Still, reading this hasn’t been a disappointment. I’ve enjoyed it, in substantial part, because its what-the-hell approach makes me appreciate the art of several other books all the more.

1) Claire Norths’s The First Fifteen Lives of Harry August is really a gem, one of my favorite surprises of last year. It too tells the story of characters who play with time lines, but it takes its potential contradictions more seriously and answers them with deeper wisdom and care. When I find myself wondering here, for instance, why no changes in the past affect the future, I admire North’s subtler answer to that, where individual choices in the past can slightly alter the future – changing an individual’s wealth maybe – but not dramatically: no forestalling Hitler’s rise. North’s is a joy of a book, one that rises well above this one, and it’s rewarding to be reminded of it.

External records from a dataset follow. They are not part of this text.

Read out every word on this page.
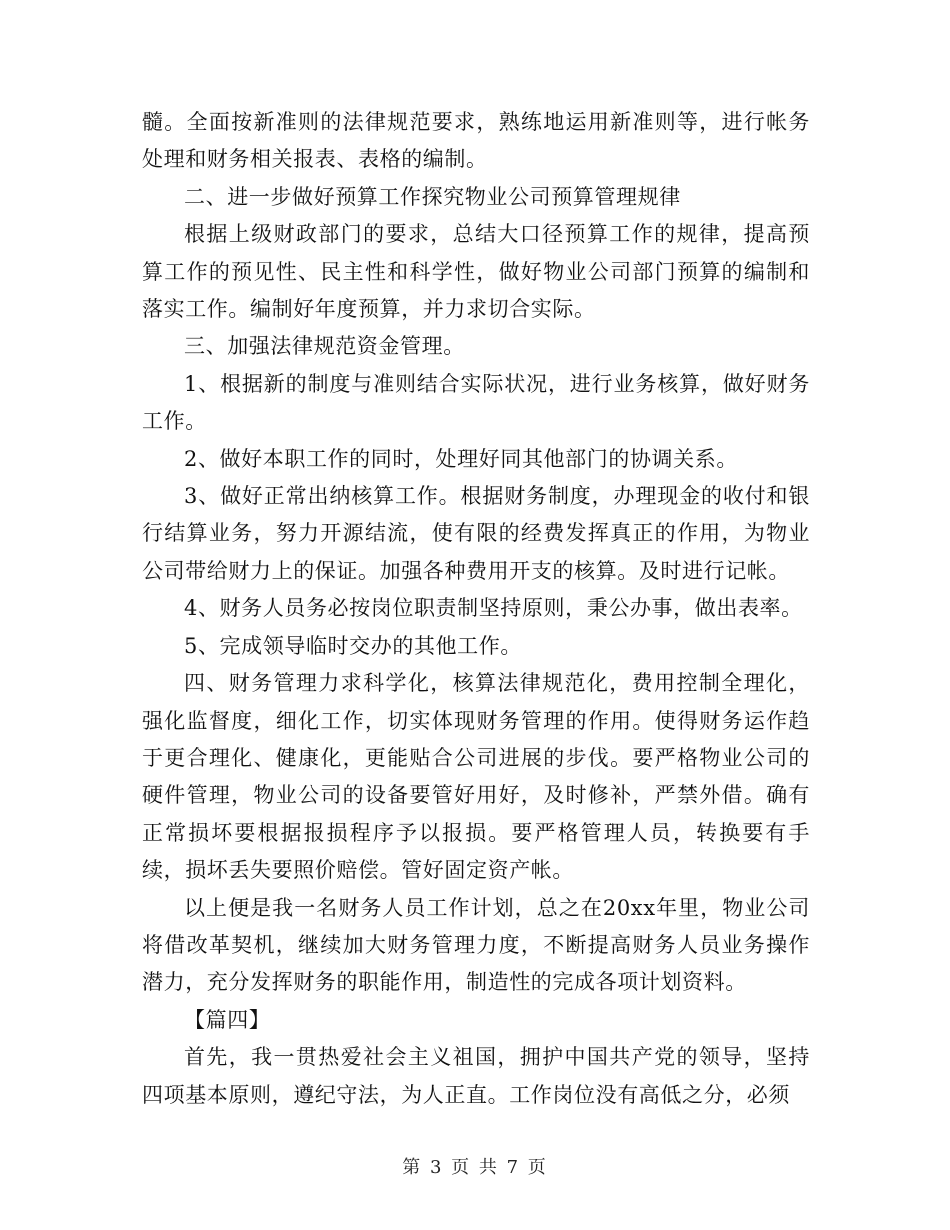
髓。全面按新准则的法律规范要求，熟练地运用新准则等，进行帐务处理和财务相关报表、表格的编制。

二、进一步做好预算工作探究物业公司预算管理规律

根据上级财政部门的要求，总结大口径预算工作的规律，提高预算工作的预见性、民主性和科学性，做好物业公司部门预算的编制和落实工作。编制好年度预算，并力求切合实际。

三、加强法律规范资金管理。

1、根据新的制度与准则结合实际状况，进行业务核算，做好财务工作。

2、做好本职工作的同时，处理好同其他部门的协调关系。

3、做好正常出纳核算工作。根据财务制度，办理现金的收付和银行结算业务，努力开源结流，使有限的经费发挥真正的作用，为物业公司带给财力上的保证。加强各种费用开支的核算。及时进行记帐。

4、财务人员务必按岗位职责制坚持原则，秉公办事，做出表率。

5、完成领导临时交办的其他工作。

四、财务管理力求科学化，核算法律规范化，费用控制全理化，强化监督度，细化工作，切实体现财务管理的作用。使得财务运作趋于更合理化、健康化，更能贴合公司进展的步伐。要严格物业公司的硬件管理，物业公司的设备要管好用好，及时修补，严禁外借。确有正常损坏要根据报损程序予以报损。要严格管理人员，转换要有手续，损坏丢失要照价赔偿。管好固定资产帐。

以上便是我一名财务人员工作计划，总之在20xx年里，物业公司将借改革契机，继续加大财务管理力度，不断提高财务人员业务操作潜力，充分发挥财务的职能作用，制造性的完成各项计划资料。

【篇四】

首先，我一贯热爱社会主义祖国，拥护中国共产党的领导，坚持四项基本原则，遵纪守法，为人正直。工作岗位没有高低之分，必须

第 3 页 共 7 页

2) Mark Twain’s A Connecticut Yankee in King Arthur’s Court is actually about something. Where Meyer’s book sets out to entertain, or maybe to make a kind of revenge-of-the-nerds claim, Twain uses almost the exact same setting to make an argument about the nature of modernity. As far back as 1889 Twain saw some of the dehumanizing aspects of technology. His hero shows up some of the foolishness of chivalry, but, in the end, he shows all the more clearly the Holocaust potential of the industrial world. It’s an argument about human nature, one that’s far more deeply funny than this book, and one that’s simultaneously disturbingly predictive.

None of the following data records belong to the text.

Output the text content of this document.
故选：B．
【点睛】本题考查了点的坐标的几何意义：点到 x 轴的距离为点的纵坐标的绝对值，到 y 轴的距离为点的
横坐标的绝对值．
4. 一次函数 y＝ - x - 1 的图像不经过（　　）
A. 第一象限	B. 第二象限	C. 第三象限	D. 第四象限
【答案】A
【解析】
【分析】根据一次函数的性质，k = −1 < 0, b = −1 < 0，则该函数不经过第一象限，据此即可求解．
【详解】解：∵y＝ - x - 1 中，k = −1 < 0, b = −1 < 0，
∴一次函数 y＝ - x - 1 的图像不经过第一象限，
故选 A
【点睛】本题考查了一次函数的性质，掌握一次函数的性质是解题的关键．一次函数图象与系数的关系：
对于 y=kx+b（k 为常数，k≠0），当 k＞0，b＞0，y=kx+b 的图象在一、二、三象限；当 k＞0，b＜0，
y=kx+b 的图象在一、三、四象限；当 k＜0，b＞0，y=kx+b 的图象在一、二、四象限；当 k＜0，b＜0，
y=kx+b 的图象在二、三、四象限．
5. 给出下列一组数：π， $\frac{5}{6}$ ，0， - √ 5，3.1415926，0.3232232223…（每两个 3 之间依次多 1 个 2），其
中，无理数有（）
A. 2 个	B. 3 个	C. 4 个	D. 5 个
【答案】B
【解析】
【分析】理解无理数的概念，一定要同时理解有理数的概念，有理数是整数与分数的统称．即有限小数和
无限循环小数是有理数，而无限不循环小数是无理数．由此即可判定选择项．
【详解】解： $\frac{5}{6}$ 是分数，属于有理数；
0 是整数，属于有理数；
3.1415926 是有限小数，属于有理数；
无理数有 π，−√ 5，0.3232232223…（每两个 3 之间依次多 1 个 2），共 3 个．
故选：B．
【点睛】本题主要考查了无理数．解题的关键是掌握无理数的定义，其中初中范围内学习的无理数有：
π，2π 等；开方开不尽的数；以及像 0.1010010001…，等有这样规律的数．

3) Any number of genre novels I’ve read recently do what they set out to do. The hero saves people, the heroine falls in love with him. Meyer tries to subvert the formula, his love story never gets off the ground and his Gandalf/Dumbledore figure is decidedly silly, and he gets some legit laughs out of it. Still, he’s clearly playing against expectation. When Charlie Huston or Jason Starr tells a good story, one where character types walk in the door in the opening pages, it’s all the more impressive to realize they’ve held my interest while obeying the demands of genre.

I have no plans to read any more Meyer, and I can’t recommend this one in good conscience, but I feel oddly good about having read it. This writing business is tough. It’s hard to get it right, and Meyer, in getting a lot wrong, reminds me of the joy and optimism I feel any time I sit down in front of a brand new blank page.